The concentration of NH₃ in the manure storage tank was the highest, and it caused irritation to the eyes, nose, and skin, requiring environmental and health care for workers. TMA exhibited a high concentration in the growing pig house. Four types of sulfur compounds exhibited the highest concentrations in the manure storage tank; H₂S was at levels that irritate the eyes and respiratory tract of workers. Aldehyde compounds and VOCs were not detected or were below the emission limits set by the Ministry of Environment; they were thus not considered key malodorous substances on swine farms. VFAs exhibited high concentrations in the livestock building, but low concentrations in the manure storage tank. High concentrations of p-CRE, IND, and SKT were observed in the manure storage tank, but had low concentrations in the compost facility.

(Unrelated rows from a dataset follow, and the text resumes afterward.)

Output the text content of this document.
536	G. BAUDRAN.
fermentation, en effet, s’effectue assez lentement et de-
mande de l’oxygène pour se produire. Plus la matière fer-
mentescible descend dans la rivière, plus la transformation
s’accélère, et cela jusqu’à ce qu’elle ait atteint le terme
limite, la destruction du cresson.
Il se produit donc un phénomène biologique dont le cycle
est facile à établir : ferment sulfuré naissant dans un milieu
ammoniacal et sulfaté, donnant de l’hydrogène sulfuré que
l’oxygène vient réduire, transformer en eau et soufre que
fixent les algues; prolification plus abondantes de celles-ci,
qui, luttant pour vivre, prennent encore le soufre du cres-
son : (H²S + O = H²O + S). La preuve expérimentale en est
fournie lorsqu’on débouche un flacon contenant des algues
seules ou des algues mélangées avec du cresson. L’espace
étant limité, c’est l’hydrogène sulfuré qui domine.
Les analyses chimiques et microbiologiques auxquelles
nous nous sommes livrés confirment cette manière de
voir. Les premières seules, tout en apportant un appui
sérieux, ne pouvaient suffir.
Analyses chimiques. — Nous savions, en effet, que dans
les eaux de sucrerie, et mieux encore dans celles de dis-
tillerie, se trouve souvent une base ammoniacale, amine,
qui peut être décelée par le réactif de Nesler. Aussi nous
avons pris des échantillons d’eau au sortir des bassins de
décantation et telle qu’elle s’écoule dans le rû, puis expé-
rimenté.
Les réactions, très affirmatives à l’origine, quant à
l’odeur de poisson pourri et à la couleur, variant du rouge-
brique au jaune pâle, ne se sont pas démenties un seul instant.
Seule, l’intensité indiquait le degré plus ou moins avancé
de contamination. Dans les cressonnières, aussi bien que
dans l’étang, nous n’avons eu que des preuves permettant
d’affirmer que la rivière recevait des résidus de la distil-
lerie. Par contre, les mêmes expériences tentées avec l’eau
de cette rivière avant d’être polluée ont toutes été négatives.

Swine farms on Jeju Island mainly target and manage NH₃ and H₂S. However, in livestock buildings, sulfur compounds most significantly contribute to odor emissions, followed by VFAs, PHEs, and INDs—all of which contribute more than nitrogen compounds. In the compost facility, the contributions of VFAs, PHEs and INDs surpassed those of nitrogen or sulfur compounds, underscoring the need for the effective management of VFAs, PHEs, and INDs. Furthermore, in the manure storage tank, sulfur compounds accounted for 86.4% of the odor contribution, emphasizing the more urgent need for targeted odor management related to a series of sulfur compounds compared to other components. These findings highlight the variability in the types and quantities of odors generated depending on the specific facility within a swine farm. Therefore, we recommend tailoring odor management strategies on swine farms based on the unique characteristics of each facility and the source of emissions.